Prisoner voting 'could be part of rehabilitation process', Lord McNally says
He describes complaints about cost as 'a bit of scaremongering'
Lord McNally, the Liberal Democrat justice minister, has said allowing some prisoners to vote could play a “useful part in the rehabilitation process”.
The peer was speaking in the House of Lords yesterday, after reading a statement by justice secretary Chris Grayling setting out the government’s plans on the issue.
Grayling said a draft bill on prisoner voting would contain three options. The first would ban prisoners sentenced to four years or more from voting and the second the much larger group of those sentenced to more than six months in jail.
The third option, retaining the ban on all convicted prisoners, would set the UK on collision course with the European Court of Human Rights, which insists that a blanket ban on voting by prisoners is a breach of the Convention.
Responding to a question from Lord Dholakia, Lord McNally said that while the personal views of the prime minister and justice secretary were that their should be no change in the status quo, he shared the Liberal Democrat peer’s view that “it could be possible to devise a system of enfranchisement for some prisoners that could play a useful part in the rehabilitation process”.

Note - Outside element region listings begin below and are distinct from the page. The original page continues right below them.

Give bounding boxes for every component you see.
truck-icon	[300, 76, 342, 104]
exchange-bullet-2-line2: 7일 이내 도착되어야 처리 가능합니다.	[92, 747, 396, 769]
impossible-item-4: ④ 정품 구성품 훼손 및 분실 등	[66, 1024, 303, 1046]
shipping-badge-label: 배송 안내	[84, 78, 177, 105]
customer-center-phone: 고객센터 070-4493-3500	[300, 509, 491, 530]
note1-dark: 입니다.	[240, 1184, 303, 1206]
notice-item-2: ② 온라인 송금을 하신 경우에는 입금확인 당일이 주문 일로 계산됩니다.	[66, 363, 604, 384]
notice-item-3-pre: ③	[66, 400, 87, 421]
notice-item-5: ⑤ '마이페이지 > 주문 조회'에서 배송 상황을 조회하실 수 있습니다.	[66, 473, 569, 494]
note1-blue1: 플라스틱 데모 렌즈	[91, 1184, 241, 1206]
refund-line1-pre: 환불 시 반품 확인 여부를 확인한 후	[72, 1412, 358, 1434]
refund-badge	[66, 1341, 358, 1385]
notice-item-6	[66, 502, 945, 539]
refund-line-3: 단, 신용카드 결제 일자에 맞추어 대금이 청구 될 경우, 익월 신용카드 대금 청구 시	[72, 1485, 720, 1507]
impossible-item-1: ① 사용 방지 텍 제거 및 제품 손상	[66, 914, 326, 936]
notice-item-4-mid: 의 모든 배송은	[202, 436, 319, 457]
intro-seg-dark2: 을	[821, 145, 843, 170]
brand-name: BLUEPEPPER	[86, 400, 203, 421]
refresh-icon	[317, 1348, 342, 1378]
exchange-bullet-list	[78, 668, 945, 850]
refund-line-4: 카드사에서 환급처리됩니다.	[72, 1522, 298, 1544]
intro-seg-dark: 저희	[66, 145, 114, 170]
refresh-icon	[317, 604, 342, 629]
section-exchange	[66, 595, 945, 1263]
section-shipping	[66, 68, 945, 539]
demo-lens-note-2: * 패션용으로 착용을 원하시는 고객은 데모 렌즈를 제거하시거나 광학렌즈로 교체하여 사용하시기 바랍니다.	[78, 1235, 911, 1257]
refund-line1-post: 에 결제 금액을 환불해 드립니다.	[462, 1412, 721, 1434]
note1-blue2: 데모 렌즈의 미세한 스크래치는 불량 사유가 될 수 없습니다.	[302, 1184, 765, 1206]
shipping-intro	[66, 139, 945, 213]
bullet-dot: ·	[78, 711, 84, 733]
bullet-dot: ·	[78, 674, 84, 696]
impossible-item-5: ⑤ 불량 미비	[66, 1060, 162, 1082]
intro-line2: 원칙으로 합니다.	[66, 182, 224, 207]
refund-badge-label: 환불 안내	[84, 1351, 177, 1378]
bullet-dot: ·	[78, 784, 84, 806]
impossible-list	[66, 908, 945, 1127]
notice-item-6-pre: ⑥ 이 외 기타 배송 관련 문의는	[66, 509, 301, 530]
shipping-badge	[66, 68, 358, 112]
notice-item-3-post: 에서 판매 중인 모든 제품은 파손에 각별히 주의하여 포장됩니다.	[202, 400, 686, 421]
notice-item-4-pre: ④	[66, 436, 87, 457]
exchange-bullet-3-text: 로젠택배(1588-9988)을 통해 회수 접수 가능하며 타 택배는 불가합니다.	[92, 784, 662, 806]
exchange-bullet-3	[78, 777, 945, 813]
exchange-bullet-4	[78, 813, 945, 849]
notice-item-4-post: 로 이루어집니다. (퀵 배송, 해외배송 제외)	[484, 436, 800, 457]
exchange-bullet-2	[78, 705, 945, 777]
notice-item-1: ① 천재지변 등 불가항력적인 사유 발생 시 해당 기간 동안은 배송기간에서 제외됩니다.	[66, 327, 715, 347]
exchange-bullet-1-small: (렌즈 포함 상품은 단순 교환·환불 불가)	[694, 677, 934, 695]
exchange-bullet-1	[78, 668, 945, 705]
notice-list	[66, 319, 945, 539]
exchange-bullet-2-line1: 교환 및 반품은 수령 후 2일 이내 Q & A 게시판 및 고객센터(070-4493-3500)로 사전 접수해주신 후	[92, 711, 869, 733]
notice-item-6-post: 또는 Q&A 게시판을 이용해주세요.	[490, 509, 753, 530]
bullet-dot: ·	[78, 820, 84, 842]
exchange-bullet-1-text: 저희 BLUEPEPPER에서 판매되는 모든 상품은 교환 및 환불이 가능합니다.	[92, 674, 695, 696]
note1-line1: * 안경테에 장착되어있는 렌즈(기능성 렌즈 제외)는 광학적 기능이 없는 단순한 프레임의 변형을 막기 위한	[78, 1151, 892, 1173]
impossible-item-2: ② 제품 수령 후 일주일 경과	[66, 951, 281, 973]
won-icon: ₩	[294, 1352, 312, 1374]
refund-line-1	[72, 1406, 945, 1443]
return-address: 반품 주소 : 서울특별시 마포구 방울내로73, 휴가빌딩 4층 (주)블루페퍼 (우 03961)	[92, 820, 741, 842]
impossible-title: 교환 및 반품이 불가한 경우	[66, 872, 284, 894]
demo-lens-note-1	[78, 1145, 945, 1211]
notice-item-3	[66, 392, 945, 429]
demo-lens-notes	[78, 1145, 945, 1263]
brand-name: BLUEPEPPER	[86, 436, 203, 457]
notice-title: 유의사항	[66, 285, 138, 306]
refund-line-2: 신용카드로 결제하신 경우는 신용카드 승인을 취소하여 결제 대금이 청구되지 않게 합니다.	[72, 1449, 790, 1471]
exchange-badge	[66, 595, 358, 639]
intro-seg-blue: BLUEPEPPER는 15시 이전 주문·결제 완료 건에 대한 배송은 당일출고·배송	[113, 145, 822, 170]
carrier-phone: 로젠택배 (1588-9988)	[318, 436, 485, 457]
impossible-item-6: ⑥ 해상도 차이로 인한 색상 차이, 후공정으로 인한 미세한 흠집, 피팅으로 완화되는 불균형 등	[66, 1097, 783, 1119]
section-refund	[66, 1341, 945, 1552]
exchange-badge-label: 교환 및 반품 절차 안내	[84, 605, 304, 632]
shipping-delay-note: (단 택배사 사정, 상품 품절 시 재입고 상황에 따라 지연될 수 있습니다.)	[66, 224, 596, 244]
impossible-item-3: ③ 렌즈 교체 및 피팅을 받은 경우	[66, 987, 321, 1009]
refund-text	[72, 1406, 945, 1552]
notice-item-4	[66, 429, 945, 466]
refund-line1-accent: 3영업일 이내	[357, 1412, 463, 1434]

Lord McNally said that 41 member states of the Council of Europe gave prisoners the right to vote “to some degree or another” while only six continued with a blanket ban. These were Armenia, Bulgaria, Estonia, Russia, San Marino and the UK.
He said arguments against allowing prisoners to vote based on cost were “a bit of scaremongering”.
The justice minister added: “There have been many red herrings in regard to the methodology of prisoner voting. I suspect that it would be done by postal votes, which would not be a tremendous burden on the administration of any elections.”
Ruling on the Italian case of Scoppola in May, in which Attorney General Dominic Grieve intervened on behalf of the UK government, the Strasbourg court rejected the argument that it should rethink its ruling in Hirst that the UK’s blanket ban preventing all prisoners from voting was a violation of their human rights.